= Boris Mikšić =

Croatian businessman and politician

Boris Mikšić (born 11 October 1948 in Zagreb) is a Croatian businessman and politician.

Mikšić was born in Zagreb, then part of SFR Yugoslavia. He graduated from the University of Zagreb Faculty of Mechanical Engineering and Naval Architecture in 1973. He then emigrated to the United States of America, settling in Minnesota where he gradually began his business, Cortec Corporation.
Over the years he became one of the wealthiest Croatian Americans. He first ventured into the Croatian politics as an independent candidate in the 2003 parliamentary elections.

In 2005, he ran as an independent candidate in the Croatian presidential election. His campaign was partially based on his autobiography Američki san dečka s Trešnjevke (American dream of a kid from Trešnjevka) that he had published in 1994 - creating image of a simple Zagreb youth, who fulfilled the American Dream. It was also based on his opposition to the ICTY and Eurosceptic views. His success story along with his self-funded American-style campaign brought a new perspective to many voters.

On 2 January, to the surprise of many, first election projections showed him as winning 2nd place, knocking the government's candidate Jadranka Kosor out of the race.
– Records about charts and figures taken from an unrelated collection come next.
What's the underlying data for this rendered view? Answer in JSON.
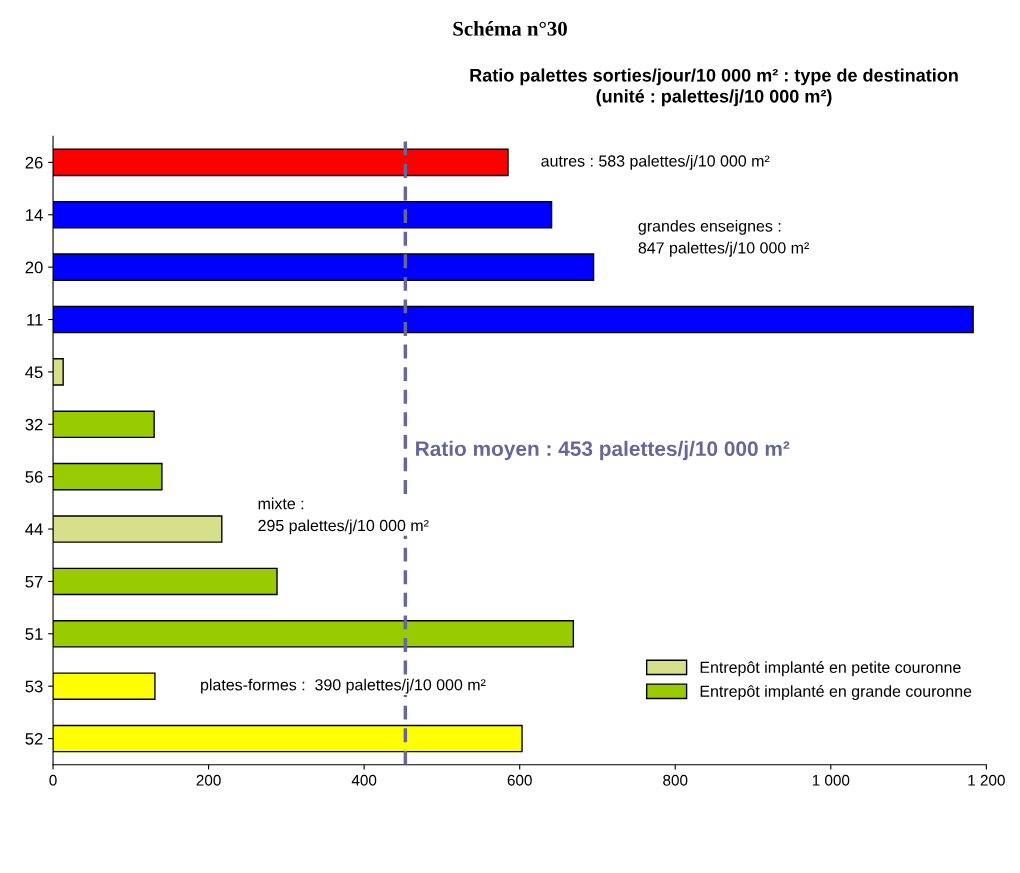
{
  "chart_data": {
    "type": "bar",
    "orientation": "horizontal",
    "title": "Schéma n°30",
    "subtitle": "Ratio palettes sorties/jour/10 000 m² : type de destination\n(unité : palettes/j/10 000 m²)",
    "categories": [
      "26",
      "14",
      "20",
      "11",
      "45",
      "32",
      "56",
      "44",
      "57",
      "51",
      "53",
      "52"
    ],
    "series": [
      {
        "color": "#ff0000",
        "values": [
          585,
          null,
          null,
          null,
          null,
          null,
          null,
          null,
          null,
          null,
          null,
          null
        ]
      },
      {
        "color": "#0000ff",
        "values": [
          null,
          641,
          695,
          1183,
          null,
          null,
          null,
          null,
          null,
          null,
          null,
          null
        ]
      },
      {
        "name": "Entrepôt implanté en petite couronne",
        "color": "#d6e08a",
        "values": [
          null,
          null,
          null,
          null,
          13,
          null,
          null,
          217,
          null,
          null,
          null,
          null
        ]
      },
      {
        "name": "Entrepôt implanté en grande couronne",
        "color": "#99cc00",
        "values": [
          null,
          null,
          null,
          null,
          null,
          130,
          140,
          null,
          288,
          669,
          null,
          null
        ]
      },
      {
        "color": "#ffff00",
        "values": [
          null,
          null,
          null,
          null,
          null,
          null,
          null,
          null,
          null,
          null,
          131,
          603
        ]
      }
    ],
    "xlim": [
      0,
      1200
    ],
    "xticks": [
      0,
      200,
      400,
      600,
      800,
      {
        "value": 1000,
        "label": "1 000"
      },
      {
        "value": 1200,
        "label": "1 200"
      }
    ],
    "ref_lines": [
      {
        "axis": "x",
        "value": 453,
        "label": "Ratio moyen : 453 palettes/j/10 000 m²",
        "color": "#666699",
        "line_style": "dashed"
      }
    ],
    "annotations": [
      "autres : 583 palettes/j/10 000 m²",
      "grandes enseignes :\n847 palettes/j/10 000 m²",
      "mixte :\n295 palettes/j/10 000 m²",
      "plates-formes :  390 palettes/j/10 000 m²"
    ],
    "legend": "right",
    "grid": false
  }
}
Immediately, many commentators began to interpret his success as a protest vote against the Croatian political establishment, engulfed in corruption and being notoriously inefficient. As if Mikšić, already wealthy has been seen by voters as more decent and less corruptible candidate.

Few hours later, new projections, based on the votes cast by Croatian citizens in neighboring Bosnia and Herzegovina, brought Jadranka Kosor to the 2nd place. Mikšić was surprised as was the most of Croatian public. At first he refused to accept results and blamed the failure on alleged vote fraud, and "dead people voting".
He called supporters to demonstrate on streets over the alleged fraud, inspired by the, at the time current, Orange Revolution in Ukraine. He later called off planned demonstrations, citing his respect for the law and wanting to prevent incident and possible casualties brought on by the protest.
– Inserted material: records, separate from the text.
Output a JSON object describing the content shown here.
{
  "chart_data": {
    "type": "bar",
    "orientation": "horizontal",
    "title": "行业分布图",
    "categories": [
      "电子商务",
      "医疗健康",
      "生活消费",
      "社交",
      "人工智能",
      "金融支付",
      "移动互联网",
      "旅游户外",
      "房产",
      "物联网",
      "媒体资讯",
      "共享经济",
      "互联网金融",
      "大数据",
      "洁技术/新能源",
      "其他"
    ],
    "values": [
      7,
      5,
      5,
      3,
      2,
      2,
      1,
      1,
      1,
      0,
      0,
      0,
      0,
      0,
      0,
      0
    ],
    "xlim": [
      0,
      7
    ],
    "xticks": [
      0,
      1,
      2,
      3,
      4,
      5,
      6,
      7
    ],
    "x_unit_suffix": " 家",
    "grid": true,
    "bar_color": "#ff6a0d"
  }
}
Following the presidential elections, Mikšić continued to challenge the results, bringing allegations of voter fraud. He requested vote recounts from Croatia's Constitutional Court stating that many deceased people were not only registered to vote but also cast votes in the election; a problem that the Croatian government has faced multiple times.
He continued to pursue Croatian politics, announcing his candidacy in local elections, including those for Zagreb City Assembly. Mikšić's campaigning appeared to have effect within the 2005 local elections. His slate did enter the Zagreb City Assembly, but with only three seats, which was fewer than he expected.

Mikšić entered into the Croatian presidential election, 2009–2010, but was eliminated in the first round with 2.1% of the vote.